Community Perspective

A Hilcorp charter agreement would send a bad message


After reading Philip Wight’s opinion piece, published in both the Fairbanks Daily News-Miner and Anchorage Daily News, regarding Hilcorp’s purchase of BP’s assets on the North Slope demanding Alaska shackle this important business deal with a big government “solution” by requiring a complex Charter Agreement, I felt compelled to respond. Mr. Wight falsely claims that such a solution would benefit Alaskans when, in fact, the opposite is true. I was the Department of Natural Resources commissioner who was serving at the time of the BP-ARCO merger when such a charter was justified.

Over the years, I have seen firsthand how Alaska’s public agencies have capably overseen a continually evolving oil and gas industry. Our agencies have the experience, the expertise and information needed to carefully and thoughtfully evaluate the intricacies of this transaction with the benefit of all Alaskans foremost in mind. It’s their job, and they do it very well.

There are multiple agencies scrutinizing this transaction. We have regulations that require financial assurances and contingency plans to protect the state’s interests. We have regulations that govern exploration, production, labor and all other aspects of oil and gas operations. It is the duty of our agencies to ensure companies are capable and are complying with all of these requirements. If you think any of this is a rubber-stamp exercise, I suggest you talk to someone who has had to go through it.

I also witnessed firsthand the monthslong agony the Legislature forced on the BP-ARCO merger. Such a cumbersome approach is unnecessary and counterproductive in this instance. BP and ARCO’s merger would have combined the ownership of about 70% of North Slope production, a situation that required serious intervention by the state led by then-Gov. Tony Knowles. Here, we simply have Hilcorp stepping into the same position as BP. To force a charter agreement in this situation would clearly say to any other businesses watching from the sidelines, “Don’t invest in Alaska unless you want to be subjected to a difficult process that will be used by some to make your investment uneconomic.” And let’s remember, the corporate signatories to the charter referenced by Mr. Wight are already, or soon will be, gone. On the other hand, Hilcorp has been expanding its investment in our state since the company arrived here in 2012.

The greatest “benefit to Alaskans” is the one that Hilcorp is uniquely capable of providing: more responsible energy production. For those of us who have been paying attention to the numbers, Hilcorp has a proven track record of increasing production in Alaska’s mature basins. Look at what the company recently achieved at Milne Point on the North Slope or over the last several years in Cook Inlet. Hilcorp’s investments have reversed declines, and Alaskans are benefiting. Remember, when Hilcorp showed up in Alaska and took a position in Cook Inlet, our gas reserves were so low that there was talk of having to ship in liquefied natural gas from outside the state or forcing citizens in Southcentral to go back to the 1960s when stove oil and wood were the main means of heating one’s home.

While production is key, jobs are equally important.
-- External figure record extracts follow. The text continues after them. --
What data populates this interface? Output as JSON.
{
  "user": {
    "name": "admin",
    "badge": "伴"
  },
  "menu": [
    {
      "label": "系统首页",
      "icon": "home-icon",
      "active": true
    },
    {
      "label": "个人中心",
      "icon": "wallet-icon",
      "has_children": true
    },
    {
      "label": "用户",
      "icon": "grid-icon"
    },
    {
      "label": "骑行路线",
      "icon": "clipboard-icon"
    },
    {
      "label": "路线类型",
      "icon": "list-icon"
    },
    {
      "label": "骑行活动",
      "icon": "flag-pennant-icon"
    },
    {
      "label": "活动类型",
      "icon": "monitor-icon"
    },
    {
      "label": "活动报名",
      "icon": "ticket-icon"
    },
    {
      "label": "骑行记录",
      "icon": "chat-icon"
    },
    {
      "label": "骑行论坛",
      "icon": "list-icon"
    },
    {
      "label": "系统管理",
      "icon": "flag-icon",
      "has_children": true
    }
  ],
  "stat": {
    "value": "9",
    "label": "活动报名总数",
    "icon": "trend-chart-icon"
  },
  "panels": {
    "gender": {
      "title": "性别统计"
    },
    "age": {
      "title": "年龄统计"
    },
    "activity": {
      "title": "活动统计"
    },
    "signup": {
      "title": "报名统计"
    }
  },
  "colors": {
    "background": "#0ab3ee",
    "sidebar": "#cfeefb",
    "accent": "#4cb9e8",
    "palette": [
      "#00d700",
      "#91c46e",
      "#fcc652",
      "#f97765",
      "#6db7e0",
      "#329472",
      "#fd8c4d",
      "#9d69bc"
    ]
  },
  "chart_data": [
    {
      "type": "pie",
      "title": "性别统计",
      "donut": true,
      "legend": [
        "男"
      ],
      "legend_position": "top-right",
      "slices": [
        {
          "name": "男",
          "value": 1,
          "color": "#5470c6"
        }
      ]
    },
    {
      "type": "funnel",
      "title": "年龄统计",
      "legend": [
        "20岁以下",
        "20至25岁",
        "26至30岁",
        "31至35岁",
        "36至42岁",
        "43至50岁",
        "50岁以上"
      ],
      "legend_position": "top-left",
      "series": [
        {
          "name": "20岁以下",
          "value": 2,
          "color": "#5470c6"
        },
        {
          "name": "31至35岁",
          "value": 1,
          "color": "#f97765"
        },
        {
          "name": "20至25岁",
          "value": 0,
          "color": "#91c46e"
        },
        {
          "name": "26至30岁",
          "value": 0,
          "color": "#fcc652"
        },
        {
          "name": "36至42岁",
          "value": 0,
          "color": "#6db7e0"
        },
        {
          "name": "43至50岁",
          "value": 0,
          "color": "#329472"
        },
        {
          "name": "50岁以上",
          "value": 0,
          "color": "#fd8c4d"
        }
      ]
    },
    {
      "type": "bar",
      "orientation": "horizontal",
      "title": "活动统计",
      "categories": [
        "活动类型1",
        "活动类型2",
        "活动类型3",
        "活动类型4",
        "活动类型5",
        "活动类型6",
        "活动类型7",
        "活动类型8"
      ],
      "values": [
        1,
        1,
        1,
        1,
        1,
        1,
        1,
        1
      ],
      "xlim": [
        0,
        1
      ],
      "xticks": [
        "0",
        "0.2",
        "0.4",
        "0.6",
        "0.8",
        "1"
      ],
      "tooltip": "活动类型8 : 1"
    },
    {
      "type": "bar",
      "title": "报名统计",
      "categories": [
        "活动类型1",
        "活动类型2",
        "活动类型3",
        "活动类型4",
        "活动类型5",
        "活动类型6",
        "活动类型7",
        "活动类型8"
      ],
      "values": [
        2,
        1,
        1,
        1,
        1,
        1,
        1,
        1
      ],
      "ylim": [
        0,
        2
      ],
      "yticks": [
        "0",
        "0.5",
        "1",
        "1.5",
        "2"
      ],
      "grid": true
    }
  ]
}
Hilcorp has achieved what it has by relying on the Alaskans who know our state’s oil and gas fields best. Hilcorp’s local hire rate is near 90%. Just like BP, Conoco, Exxon and others, Hilcorp relies on thousands of local contract workers to keep things running.

This is not a merger, it’s a stock sale — a point Mr. Wight conveniently ignores. The balance of ownership in Prudhoe Bay will remain exactly the same. Hilcorp is merely stepping into BP’s shoes. The governance structure of the pipeline system will remain the same. The only new thing here is we have a company with a proven track record (in many different states, not just here) that is committed to increasing production and looking to invest billions of dollars in the coming decades.

Considering the economic challenges we face in Alaska, this opportunity could not be coming at a better time. As an Alaskan, I’d prefer we remain focused on balancing the budget and creating policies that encourage investment here rather than inventing needless and expensive requirements that will only hurt future investment in our state.

John Shively served as commissioner of the Department of Natural resources for Gov. Tony Knowles and is currently chairman of the board for the Pebble mining project.